Le président nigérian Bola Ahmed Tinubu a décrété ce mercredi un « état d’urgence sécuritaire national ». Cette décision, annoncée dans un contexte d’attaques et d’enlèvements massifs, vise à endiguer une insécurité chronique qui mine la stabilité du pays. Elle s’accompagne d’une série de mesures présentées comme une refonte complète de l’appareil de sécurité.

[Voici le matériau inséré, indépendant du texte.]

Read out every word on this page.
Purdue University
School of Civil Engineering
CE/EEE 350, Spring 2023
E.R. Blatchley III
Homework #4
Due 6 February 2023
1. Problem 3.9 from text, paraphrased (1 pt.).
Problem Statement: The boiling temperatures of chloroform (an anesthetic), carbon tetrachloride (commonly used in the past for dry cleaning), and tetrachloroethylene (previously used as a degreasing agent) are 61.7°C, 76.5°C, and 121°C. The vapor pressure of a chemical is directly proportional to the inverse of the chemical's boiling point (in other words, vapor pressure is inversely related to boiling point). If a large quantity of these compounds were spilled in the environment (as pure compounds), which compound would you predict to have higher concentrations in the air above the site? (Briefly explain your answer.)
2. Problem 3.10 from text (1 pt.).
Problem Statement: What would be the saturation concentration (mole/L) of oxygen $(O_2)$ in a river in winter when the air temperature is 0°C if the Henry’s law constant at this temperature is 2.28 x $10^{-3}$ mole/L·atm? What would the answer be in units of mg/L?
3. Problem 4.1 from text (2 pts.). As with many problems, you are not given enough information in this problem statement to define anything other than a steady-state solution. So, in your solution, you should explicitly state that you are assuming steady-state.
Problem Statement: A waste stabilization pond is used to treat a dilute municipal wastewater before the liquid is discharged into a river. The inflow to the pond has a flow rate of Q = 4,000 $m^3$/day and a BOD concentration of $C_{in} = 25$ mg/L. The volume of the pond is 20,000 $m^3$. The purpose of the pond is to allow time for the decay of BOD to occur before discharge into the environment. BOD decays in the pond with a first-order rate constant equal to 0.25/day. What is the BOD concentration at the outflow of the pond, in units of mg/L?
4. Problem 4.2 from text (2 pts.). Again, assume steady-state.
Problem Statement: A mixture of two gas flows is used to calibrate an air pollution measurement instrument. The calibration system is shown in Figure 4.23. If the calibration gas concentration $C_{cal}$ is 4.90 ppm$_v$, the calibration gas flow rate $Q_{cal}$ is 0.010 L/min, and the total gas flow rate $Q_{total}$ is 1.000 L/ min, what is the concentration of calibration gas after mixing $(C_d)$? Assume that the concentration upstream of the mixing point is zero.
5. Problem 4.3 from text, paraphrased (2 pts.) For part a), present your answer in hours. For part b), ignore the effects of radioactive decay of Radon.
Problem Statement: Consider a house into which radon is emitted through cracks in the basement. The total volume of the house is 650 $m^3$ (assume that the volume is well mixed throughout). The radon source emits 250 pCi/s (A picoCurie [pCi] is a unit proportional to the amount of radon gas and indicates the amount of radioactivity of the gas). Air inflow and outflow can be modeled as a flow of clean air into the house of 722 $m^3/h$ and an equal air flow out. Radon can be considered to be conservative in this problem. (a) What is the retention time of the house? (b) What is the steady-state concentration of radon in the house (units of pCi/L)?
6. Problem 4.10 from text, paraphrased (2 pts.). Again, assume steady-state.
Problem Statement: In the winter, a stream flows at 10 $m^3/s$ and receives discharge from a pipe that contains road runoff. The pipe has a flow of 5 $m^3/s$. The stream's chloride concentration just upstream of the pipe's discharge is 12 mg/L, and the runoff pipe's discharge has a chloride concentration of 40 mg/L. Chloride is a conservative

Cette déclaration intervient après une recrudescence particulièrement violente des violences. Au cours des dix derniers jours seulement, plus de 350 personnes ont été enlevées dans différentes régions du pays. Pour faire face à cette crise, le gouvernement ordonne le recrutement de 50 000 nouveaux agents de sécurité, combinant 20 000 postes supplémentaires aux 30 000 déjà approuvés. Le président a également acté la fin des services d’escorte policière pour les personnalités publiques et les célébrités, exigeant la redéploiement de ces effectifs vers des zones à risque.
Cette crise sécuritaire n’est pas nouvelle. Le Nigeria est en proie depuis plus d’une décennie à de multiples conflits : l’insurrection de Boko Haram dans le Nord-Est, les conflits entre éleveurs et agriculteurs dans la Ceinture centrale, la criminalité généralisée et les kidnappings à grande échelle partout dans le pays. L’incapacité des forces de sécurité à contenir ces menées, malgré des budgets militaires substantiels, a érodé la confiance des populations et souligne des problèmes structurels profonds, notamment la corruption et une gestion inefficace.
Les perspectives de cette nouvelle stratégie restent incertaines. Si la mobilisation des gardes forestiers pour traquer les groupes criminels dans les vastes étendues boisées du pays est une initiative notable, son efficacité opérationnelle est encore à prouver. La décision de mettre fin au pâturage libre et de promouvoir l’élevage en ranch, couplée à un désarmement urgent, vise à résoudre un conflit agropastoral meurtrier. Cependant, cette mesure socialement explosive rencontrera une forte résistance et son application sera complexe.
L’une des mesures les plus significatives est la suppression des escortes policières pour les élites. Un rapport de l’Agence de l’Union européenne pour l’asile révélait récemment que plus de 100 000 policiers, sur un effectif total d’environ 371 000, étaient dédiés à la protection de personnalités plutôt qu’à la sécurité publique. Cette réaffectation des ressources, si elle est correctement mise en œuvre, pourrait notablement renforcer la présence sécuritaire dans les zones critiques.
La réussite de ce plan d’urgence dépendra de sa mise en œuvre concrète et de sa pérennité. Les annonces de recrutement devront surmonter les lourdeurs administratives et les problèmes de financement. La coordination entre l’armée, la police, les services de renseignement et les nouvelles unités de sécurité des États fédérés sera un autre défi majeur. Le président Tinubu engage ainsi sa crédibilité sur un dossier qui a contribué à l’affaiblissement de ses prédécesseurs. La population nigériane, elle, attend des actes après des années de promesses non tenues en matière de sécurité.